Looking at the US Executive Order on Crypto
In June 2022, The United States of America was set to start taking a deeper look into regulating the cryptocurrency space. Here is a short explainer providing some background regarding the priorities of the crypto executive order.
What are the goals of the Executive Order?
US President Joe Biden signed an executive order on March 9, 2022 in regards to cryptocurrencies, while noting that approximately 40 million Americans, or about 16% of American adults, have cryptocurrency holdings. They also noted that over 100 other countries have been exploring the concept of a CBDC (Central Bank Digital Currency), as digital versions of fiat currencies. The crypto executive order will not impact the status-quo immediately, as instead of providing directives for how federal agencies should act, the order instead calls for agencies to prepare reports over various time frames ranging from several months to a year on how they think cryptocurrency impacts their respective domain (i.e. energy consumption for the EPA) and what regulations they think should thus come about.
In the related press release, the Biden administration specifically brought up its six primary concerns it hopes to address through the executive order:
- Consumer Protection
- Global Financial Stability
- Money Laundering
- Promote US Technology Competitiveness
- Financial Inclusion
- Responsible Innovation
What does this mean for the cryptocurrency space?
Regulation is not inherently bad news. While regulation can bring about more restrictions, they also provide clarity of rules and are a sign of legitimacy. Over the past decade, cryptocurrency and blockchain technologies have long had a notorious reputation as being used as the system of choice for illicit marketplaces such as the Silk Road, in addition to being utilized to take advantage of investors hoping to “get-rich-quick” through bogus initial-coin-offerings.
Over the past few years, the market has matured significantly with criminal usage of cryptocurrency now being a minor component of the ecosystem instead of being a dominant aspect. Despite this maturation there are still several aspects of common cryptocurrency usage that conflict with securities regulations in many countries, including the US. One of the most notable examples of this would be the proliferation of fractional NFTs.
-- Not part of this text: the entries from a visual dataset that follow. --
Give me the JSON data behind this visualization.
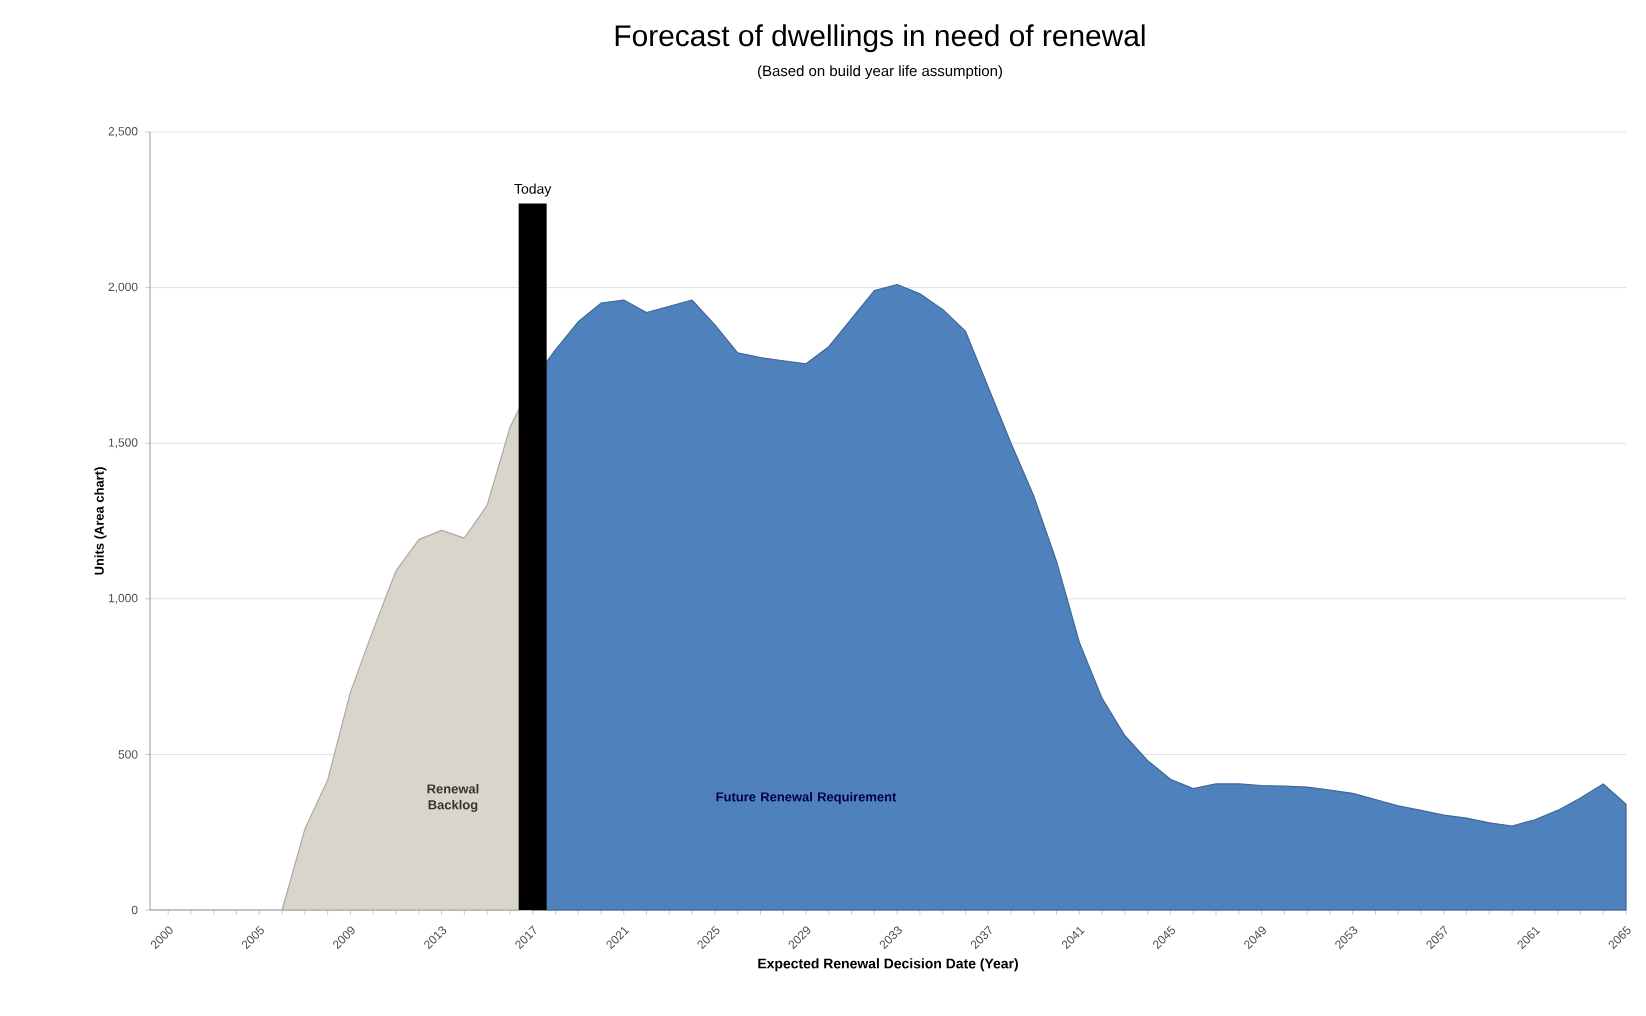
{
  "chart_data": {
    "type": "area",
    "title": "Forecast of dwellings in need of renewal",
    "subtitle": "(Based on build year life assumption)",
    "xlabel": "Expected Renewal Decision Date (Year)",
    "ylabel": "Units (Area chart)",
    "categories": [
      "2000",
      null,
      null,
      null,
      "2005",
      null,
      null,
      null,
      "2009",
      null,
      null,
      null,
      "2013",
      null,
      null,
      null,
      "2017",
      null,
      null,
      null,
      "2021",
      null,
      null,
      null,
      "2025",
      null,
      null,
      null,
      "2029",
      null,
      null,
      null,
      "2033",
      null,
      null,
      null,
      "2037",
      null,
      null,
      null,
      "2041",
      null,
      null,
      null,
      "2045",
      null,
      null,
      null,
      "2049",
      null,
      null,
      null,
      "2053",
      null,
      null,
      null,
      "2057",
      null,
      null,
      null,
      "2061",
      null,
      null,
      null,
      "2065"
    ],
    "series": [
      {
        "color": "#d9d5cc",
        "values": [
          null,
          null,
          null,
          null,
          null,
          0,
          260,
          418,
          700,
          900,
          1090,
          1190,
          1220,
          1195,
          1300,
          1550,
          1700,
          null,
          null,
          null,
          null,
          null,
          null,
          null,
          null,
          null,
          null,
          null,
          null,
          null,
          null,
          null,
          null,
          null,
          null,
          null,
          null,
          null,
          null,
          null,
          null,
          null,
          null,
          null,
          null,
          null,
          null,
          null,
          null,
          null,
          null,
          null,
          null,
          null,
          null,
          null,
          null,
          null,
          null,
          null,
          null,
          null,
          null,
          null,
          null
        ]
      },
      {
        "color": "#4f81bd",
        "values": [
          null,
          null,
          null,
          null,
          null,
          null,
          null,
          null,
          null,
          null,
          null,
          null,
          null,
          null,
          null,
          null,
          1700,
          1800,
          1890,
          1950,
          1960,
          1920,
          1940,
          1960,
          1880,
          1790,
          1775,
          1765,
          1755,
          1810,
          1900,
          1990,
          2010,
          1980,
          1930,
          1860,
          1680,
          1500,
          1330,
          1120,
          860,
          680,
          560,
          480,
          420,
          390,
          405,
          405,
          400,
          398,
          395,
          385,
          375,
          355,
          335,
          320,
          305,
          295,
          280,
          270,
          290,
          320,
          360,
          405,
          340
        ]
      }
    ],
    "ylim": [
      0,
      2500
    ],
    "yticks": [
      0,
      500,
      {
        "value": 1000,
        "label": "1,000"
      },
      {
        "value": 1500,
        "label": "1,500"
      },
      {
        "value": 2000,
        "label": "2,000"
      },
      {
        "value": 2500,
        "label": "2,500"
      }
    ],
    "grid": "y",
    "ref_lines": [
      {
        "axis": "x",
        "value": "2017",
        "label": "Today",
        "color": "#000000"
      }
    ],
    "annotations": [
      "Renewal Backlog",
      "Future Renewal Requirement"
    ]
  }
}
A security is fungible, and a NFT is by definition, not fungible, leaving the question of how could a NFT be considered a security? Fractional NFTs enable multiple individuals to purchase pieces of a NFT, and while the whole NFT is not fungible, the fractional parts are fungible – and thus a security. This is not dissimilar to the Masterworks art investing platform.
For those in the iGaming industry, we know from experience that having clear guidelines is preferable to operating in the grey market. When operating in a gray market, your services could be cut off at any moment – with no heads up – and to boot, you are now on that government’s radar as having skirted the rules, meaning it could be difficult to secure proper licensing in that jurisdiction in the future. Further, the iGaming industry is keenly aware of the benefits that regulation provides in removing public stigma. In the US, most gambling was treated as a criminal or degenerate activity for decades. Nowadays, betting odds from various operators are visible on nearly every broadcasted sporting event.
Article Update – July 2023
Here we are a year later! Since we first published this article, there has been a bipartisan bill introduced to the US senate. This bill, the Responsible Financial Innovation Act, provides insight into what the cryptocurrency community can expect in the coming years from the US government. Some of the proposed changes include moving the majority of cryptocurrency oversight from the Securities and Exchange Commission (SEC) to the Commodity Futures Trading Commission (CFTC), as well as establishing a robust framework and guidelines for coins that classify as stablecoins.
Overall, the suggested framework appears to be a positive outlook for the sector. Moving the primary regulative authority from the SEC to the CFTC is much more friendly for founders in the crypto space, while also acknowledging that the majority of cryptocurrency and tokens are not securities. Meanwhile, having a consistent set of rules for stablecoins is much needed in order for the cryptocurrency market to grow. Stablecoins are the backbone for crypto pairs in the exchanges, and investors need to know, for certain, that the token they believe to be worth “x” in fiat is actually worth “x” in fiat if the sector wants more retail adoption and institutional investors to participate. The Luna/Terra debacle in May has proved that the Wild West mentality of crypto, that originally helped the space grow and flourish, is now inhibiting its progress in gaining traction.